刘妧案头的《科举章程稿》摊在晨光里,文院拟定的\"女红致用\"科考试细则旁画着织机图样,机杼上还标着\"经线三股为合格\"的小字——是班昭亲笔注的。武院呈送的\"骑射算略\"科评分标准下,压着王莹从西域带回的算学兵棋,棋子是用戈壁石子磨的,上面刻着\"风速修正值\",边角都磨圆了。
侍女将暖砚推近时,砚台里的松烟墨漾起波纹,混着殿外传来的环佩声——陈阿娇披着赤金织锦太后衣踏入,凤纹披帛上的金线正映着册页上\"衡才绳墨\"四字。
\"看看这算分法,\"陈阿娇将一方刻着\"量才录用\"的青铜镇纸按在册上,镇纸边缘铸着文试考场与武试演武场的对纹,\"武院把骑射成绩乘以算学得分,竟算出个'将才系数'。王莹那丫头当年在西域,这系数比卫青还高两分呢,气得卫青非说算错了。\"
她袖口的赤金镶玉镯碰着镇纸边缘,叮当作响:\"卫子夫核了报名册,长安就有三百女徒报考,其中六十人是织锦坊的女工。张记织锦坊的阿翠,把准备陪嫁的八重锦都典当了,说要考'女红致用'科,就为了让她娘织的锦能卖到西域去。\"

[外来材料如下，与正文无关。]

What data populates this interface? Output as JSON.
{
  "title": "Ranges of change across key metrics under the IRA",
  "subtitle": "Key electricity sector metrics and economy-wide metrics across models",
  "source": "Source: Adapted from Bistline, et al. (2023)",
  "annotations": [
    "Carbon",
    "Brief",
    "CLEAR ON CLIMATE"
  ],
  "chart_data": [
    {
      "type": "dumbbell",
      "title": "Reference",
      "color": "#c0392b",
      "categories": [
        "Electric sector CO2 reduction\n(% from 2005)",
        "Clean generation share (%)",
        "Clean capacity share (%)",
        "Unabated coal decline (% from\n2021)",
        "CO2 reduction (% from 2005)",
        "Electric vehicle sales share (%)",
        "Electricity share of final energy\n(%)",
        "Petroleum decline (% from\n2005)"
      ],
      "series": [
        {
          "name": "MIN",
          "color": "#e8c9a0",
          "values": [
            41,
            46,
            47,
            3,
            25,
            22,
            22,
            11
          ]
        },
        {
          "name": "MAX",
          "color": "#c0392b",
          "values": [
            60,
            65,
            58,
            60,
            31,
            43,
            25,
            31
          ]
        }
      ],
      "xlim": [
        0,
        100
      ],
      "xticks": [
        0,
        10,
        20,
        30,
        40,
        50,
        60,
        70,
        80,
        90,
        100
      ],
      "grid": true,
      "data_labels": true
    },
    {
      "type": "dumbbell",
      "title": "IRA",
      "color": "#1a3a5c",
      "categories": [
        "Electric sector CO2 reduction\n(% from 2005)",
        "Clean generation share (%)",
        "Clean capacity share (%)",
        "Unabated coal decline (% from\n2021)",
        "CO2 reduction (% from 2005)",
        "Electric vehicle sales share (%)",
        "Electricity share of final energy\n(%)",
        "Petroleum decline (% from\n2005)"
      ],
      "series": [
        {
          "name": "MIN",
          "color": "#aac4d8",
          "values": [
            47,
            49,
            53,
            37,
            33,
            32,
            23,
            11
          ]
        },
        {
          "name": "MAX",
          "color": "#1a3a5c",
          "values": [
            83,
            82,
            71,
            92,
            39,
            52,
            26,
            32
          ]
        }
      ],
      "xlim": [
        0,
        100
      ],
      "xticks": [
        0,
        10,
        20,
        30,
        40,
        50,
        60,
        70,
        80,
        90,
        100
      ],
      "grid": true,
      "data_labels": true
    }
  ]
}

卫子夫扶着侍女走进,素色襦裙上绣着的暗纹考篮沾着晨露,篮沿还坠着颗小算盘珠子。
\"太后,陛下,\"她展开一卷绢帛,上面用不同颜色标着各郡考生来源,红色是女子,蓝色是男子,像幅彩色的经纬图,\"蜀郡有女户用三匹蜀锦换的路费来京应试,那锦缎上还绣着路线图呢;代郡牧民子弟背着羊皮卷来考算学——那羊皮上画的牧场图,比太学博士的还精细,连哪块草地适合放母羊都标着。\"
她指着绢帛末页那张压平的报名帖,上面用歪扭的墨字写着:\"我娘纺的锦,够我考三场。若中了,就教西域姐妹纺更好的锦。\"
\"这是南阳织锦女工赵春妞写的,\"卫子夫笑着补充,\"她还带了自己织的'考场方位锦',说要给同来的女考生当信物,谁迷路了就按锦缎上的经纬找。\"
窗外忽然传来太学方向的钟磬乱响,\"哐啷哐啷\"像谁在砸铜器——是老儒们争执时碰倒了钟架。
刘妧想起三日前在文院主持考官遴选时,老博士们拍着桌子喊:\"女子考卷,岂可用男子衡文?她们懂什么经义!\"气得班昭把算筹拍在地上:\"我带的女徒,算学比你们的门生强十倍!上月考'西域粮秣账',她们算得比户部吏员还快!\"
此刻殿外传来木屐与竹简相击的脆响,\"哒哒哒\"夹着\"哗哗\"声。太学博士申公领着数位老儒疾步而入,象牙笏板上还沾着弹劾奏折的墨迹,显然是刚写完就赶来的,连袍角的褶皱都没抚平。
\"陛下!女子考卷当另设女考官!\"申公的笏板差点撞翻博山炉,香灰撒了一地,\"若让男考官评阅女卷,成何体统!男女授受不亲,难道忘了吗?前儿有男考生偷看女考生的策论,传得满街都是,说'女子写的都是闺阁话'!\"
他展开的《礼记·内则》上,\"男女授受不亲\"八字被朱砂圈得通红,像要滴出血来:\"臣等已选了十位老夫人当女考官,都是五经博士的母亲,保管合规矩!\"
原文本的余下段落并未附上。